I think that’s all I had to do to the nginx config.

“Get an SSL/TLS Certificate”

I followed the steps to install Certbot, but when I got to step #4 where you run certbot to generate a certificate, I got an error saying that there was no ssl in a listen section of my nginx configuration. It turns out there is a “snake oil” certificate you set up first to get things moving, then you can get and install the real certificate. For the snake oil thing, use the steps described here. I then had to cleanup a broken renewal with steps listed here, but that may have been because I was messing around w/ certificate stuff before I found out about the snake oil. If your renewal dry run works ok, you can ignore that second link.

“Using Mastodon”

The instructions would lead you to believe at this point that the site is ready to use. However, when I went to, I just got an nginx configuration error. After a bunch of debugging, the key issue I found was this: I had never run any command that did a bundle install, that step where ruby installs and builds all the gems listed in Mastodon’s gem file. Of course it’s not gonna work that way!

The command you will want to run is bundle exec rails assets:precompile.

When I ran that it then sent me through several searches to install other libraries on the linux server. To save yourself some time, run this:

sudo apt install ruby-bundler ruby-dev ruby-full build-essential libicu-dev zlib1g-dev openssl libgmp-dev libxml2-dev libssl-dev libpq-dev

That should give you all the libraries you need to complete the bundle install.

It works!

After all that, sure enough, it worked! My Linode CPU usage had been sitting solidly between 10% and 15% the whole time, apparently because it was in a loop continuously trying to restart my misconfigured Rails app. Once Rails started up cleanly, the CPU usage went down to about 2%.

Adding another admin user

I originally set up an admin account for during the setup steps. Then I realized I would want my own account ( to be an admin once I moved it over. How to do that, I wondered? Turns out Mastodon has a command-line tool called tootctl just for this purpose.
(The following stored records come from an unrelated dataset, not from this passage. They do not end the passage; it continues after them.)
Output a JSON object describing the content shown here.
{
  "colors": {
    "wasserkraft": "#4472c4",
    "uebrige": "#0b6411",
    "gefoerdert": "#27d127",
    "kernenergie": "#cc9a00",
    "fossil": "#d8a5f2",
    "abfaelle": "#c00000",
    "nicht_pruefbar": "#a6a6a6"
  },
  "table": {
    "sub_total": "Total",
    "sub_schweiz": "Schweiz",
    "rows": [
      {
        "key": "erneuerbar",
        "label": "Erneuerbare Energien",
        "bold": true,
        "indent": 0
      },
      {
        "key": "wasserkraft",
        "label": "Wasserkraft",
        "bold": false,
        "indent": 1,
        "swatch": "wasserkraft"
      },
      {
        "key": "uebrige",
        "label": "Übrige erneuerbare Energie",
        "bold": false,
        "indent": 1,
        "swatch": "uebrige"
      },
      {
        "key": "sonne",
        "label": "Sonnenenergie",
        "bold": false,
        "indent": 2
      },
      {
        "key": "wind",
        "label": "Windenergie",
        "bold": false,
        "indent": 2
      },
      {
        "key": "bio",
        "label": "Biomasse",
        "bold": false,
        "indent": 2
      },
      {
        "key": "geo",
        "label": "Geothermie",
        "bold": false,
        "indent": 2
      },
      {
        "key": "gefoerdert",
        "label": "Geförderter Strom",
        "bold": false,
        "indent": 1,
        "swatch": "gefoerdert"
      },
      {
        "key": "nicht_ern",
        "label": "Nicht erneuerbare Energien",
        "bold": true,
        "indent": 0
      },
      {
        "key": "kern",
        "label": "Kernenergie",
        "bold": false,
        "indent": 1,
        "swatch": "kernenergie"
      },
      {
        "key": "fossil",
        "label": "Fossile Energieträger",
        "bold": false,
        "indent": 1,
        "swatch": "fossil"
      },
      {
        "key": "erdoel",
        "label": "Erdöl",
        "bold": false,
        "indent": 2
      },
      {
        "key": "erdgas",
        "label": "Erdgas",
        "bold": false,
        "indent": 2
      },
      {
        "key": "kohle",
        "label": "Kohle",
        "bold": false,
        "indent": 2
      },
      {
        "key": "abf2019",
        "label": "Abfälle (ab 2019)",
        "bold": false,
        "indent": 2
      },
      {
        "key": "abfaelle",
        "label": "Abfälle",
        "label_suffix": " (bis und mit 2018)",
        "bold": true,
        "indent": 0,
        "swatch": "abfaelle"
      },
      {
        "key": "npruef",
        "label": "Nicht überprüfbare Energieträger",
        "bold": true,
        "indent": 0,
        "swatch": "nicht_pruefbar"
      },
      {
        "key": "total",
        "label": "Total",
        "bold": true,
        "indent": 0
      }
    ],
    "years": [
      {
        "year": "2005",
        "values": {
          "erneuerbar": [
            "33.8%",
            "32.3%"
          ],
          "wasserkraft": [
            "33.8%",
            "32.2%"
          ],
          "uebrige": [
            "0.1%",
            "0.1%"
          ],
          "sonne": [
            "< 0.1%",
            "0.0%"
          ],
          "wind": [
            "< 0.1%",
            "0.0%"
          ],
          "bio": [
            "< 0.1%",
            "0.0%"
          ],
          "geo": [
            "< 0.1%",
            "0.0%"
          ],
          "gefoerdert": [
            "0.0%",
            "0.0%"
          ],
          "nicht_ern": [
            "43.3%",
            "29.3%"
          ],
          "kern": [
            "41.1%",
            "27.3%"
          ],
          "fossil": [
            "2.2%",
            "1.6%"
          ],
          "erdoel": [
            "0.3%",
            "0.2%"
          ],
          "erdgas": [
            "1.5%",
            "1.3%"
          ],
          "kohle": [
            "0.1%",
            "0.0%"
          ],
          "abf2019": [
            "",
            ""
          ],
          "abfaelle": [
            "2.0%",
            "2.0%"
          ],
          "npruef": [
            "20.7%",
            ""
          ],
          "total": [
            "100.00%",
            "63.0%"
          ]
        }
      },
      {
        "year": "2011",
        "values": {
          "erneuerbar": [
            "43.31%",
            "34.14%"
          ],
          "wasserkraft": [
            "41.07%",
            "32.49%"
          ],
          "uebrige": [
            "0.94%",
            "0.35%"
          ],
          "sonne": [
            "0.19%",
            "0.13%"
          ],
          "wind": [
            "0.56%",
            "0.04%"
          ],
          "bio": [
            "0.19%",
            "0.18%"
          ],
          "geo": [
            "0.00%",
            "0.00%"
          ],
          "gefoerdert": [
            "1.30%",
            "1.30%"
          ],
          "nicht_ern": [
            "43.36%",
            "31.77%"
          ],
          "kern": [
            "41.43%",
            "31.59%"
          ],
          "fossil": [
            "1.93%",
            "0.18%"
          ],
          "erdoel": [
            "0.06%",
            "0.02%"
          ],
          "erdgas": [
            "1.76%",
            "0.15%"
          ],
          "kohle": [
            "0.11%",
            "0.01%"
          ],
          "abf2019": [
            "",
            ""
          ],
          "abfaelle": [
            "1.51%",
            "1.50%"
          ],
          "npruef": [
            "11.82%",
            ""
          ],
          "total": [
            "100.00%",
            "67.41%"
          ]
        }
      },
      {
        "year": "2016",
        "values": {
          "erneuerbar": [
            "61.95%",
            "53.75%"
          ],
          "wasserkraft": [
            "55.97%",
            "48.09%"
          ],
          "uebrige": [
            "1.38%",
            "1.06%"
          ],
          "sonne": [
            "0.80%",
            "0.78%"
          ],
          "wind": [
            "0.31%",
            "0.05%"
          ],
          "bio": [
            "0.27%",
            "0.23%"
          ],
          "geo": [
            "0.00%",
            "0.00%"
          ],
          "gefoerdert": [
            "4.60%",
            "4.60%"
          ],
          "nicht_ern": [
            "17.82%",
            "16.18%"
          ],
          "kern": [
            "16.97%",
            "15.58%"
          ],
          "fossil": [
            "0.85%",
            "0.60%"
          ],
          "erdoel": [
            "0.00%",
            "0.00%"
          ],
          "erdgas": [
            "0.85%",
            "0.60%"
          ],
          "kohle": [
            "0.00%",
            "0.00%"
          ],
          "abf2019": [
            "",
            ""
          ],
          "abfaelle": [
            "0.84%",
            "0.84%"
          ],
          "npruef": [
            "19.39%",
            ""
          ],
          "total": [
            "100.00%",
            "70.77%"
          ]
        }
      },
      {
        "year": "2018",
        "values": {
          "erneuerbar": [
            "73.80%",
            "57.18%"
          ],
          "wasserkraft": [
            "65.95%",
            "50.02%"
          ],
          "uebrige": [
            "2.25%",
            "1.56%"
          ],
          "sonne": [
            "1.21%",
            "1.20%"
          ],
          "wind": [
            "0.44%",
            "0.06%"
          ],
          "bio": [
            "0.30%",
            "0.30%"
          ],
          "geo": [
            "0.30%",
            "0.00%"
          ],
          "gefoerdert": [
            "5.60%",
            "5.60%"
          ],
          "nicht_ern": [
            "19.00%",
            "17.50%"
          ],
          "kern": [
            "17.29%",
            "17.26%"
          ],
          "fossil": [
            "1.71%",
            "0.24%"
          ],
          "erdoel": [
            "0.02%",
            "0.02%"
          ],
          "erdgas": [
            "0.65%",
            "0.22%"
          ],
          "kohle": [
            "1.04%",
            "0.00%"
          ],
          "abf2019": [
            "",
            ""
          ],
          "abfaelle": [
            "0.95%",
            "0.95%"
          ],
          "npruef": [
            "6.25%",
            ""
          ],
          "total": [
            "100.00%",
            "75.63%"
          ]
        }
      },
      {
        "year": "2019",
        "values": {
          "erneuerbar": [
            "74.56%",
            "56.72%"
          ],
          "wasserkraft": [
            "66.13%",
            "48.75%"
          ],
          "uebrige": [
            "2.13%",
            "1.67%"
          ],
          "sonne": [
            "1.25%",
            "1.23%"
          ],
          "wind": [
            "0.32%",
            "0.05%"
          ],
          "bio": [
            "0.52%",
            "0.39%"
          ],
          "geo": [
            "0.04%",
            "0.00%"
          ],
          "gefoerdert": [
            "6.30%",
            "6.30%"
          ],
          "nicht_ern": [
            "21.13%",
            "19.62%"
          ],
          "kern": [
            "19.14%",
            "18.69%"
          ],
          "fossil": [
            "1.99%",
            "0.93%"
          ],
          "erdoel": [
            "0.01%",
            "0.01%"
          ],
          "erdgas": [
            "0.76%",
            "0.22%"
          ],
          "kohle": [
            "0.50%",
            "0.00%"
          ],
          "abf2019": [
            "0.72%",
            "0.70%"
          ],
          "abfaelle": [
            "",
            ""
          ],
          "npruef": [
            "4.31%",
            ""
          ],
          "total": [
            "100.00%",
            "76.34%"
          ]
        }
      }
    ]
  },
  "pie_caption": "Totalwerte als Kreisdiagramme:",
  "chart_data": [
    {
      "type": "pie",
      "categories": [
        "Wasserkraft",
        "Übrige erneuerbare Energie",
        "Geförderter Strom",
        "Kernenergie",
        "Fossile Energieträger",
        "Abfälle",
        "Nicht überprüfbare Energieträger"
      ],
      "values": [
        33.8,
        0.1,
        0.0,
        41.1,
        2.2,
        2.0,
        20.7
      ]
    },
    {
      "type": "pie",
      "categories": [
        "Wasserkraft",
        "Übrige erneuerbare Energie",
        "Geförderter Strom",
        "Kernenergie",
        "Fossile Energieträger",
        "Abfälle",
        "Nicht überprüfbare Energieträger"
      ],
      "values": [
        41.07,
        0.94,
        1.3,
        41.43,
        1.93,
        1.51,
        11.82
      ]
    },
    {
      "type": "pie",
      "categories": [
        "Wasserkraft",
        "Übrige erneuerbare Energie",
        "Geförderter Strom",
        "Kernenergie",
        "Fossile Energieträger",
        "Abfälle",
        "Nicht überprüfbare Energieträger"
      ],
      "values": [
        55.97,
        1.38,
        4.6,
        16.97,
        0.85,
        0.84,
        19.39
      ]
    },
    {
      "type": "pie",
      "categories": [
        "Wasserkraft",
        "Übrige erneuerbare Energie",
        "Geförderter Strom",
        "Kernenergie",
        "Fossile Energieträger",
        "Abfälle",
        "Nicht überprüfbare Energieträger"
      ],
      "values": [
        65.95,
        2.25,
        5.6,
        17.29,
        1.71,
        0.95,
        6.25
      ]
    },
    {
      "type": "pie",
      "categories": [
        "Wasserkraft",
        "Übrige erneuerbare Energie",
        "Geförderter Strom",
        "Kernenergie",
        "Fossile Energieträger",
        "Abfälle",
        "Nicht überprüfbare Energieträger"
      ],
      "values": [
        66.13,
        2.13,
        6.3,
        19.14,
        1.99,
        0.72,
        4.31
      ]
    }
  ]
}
But to run tootctl and get it to talk to the database running in Docker, you need to run a special version of the command. What you’re looking for is this:

docker-compose run --rm web bin/tootctl <tootctl command>



First off: it’s amazing how much snappier Mastodon is on this server than back on The account migration process went smoothly enough, too. I will advertise it to a few friends once I get the Amazon AWS SES account moved to production so it can send emails to people other than me. Then we’ll see if it gets any traction. I’ll follow up later.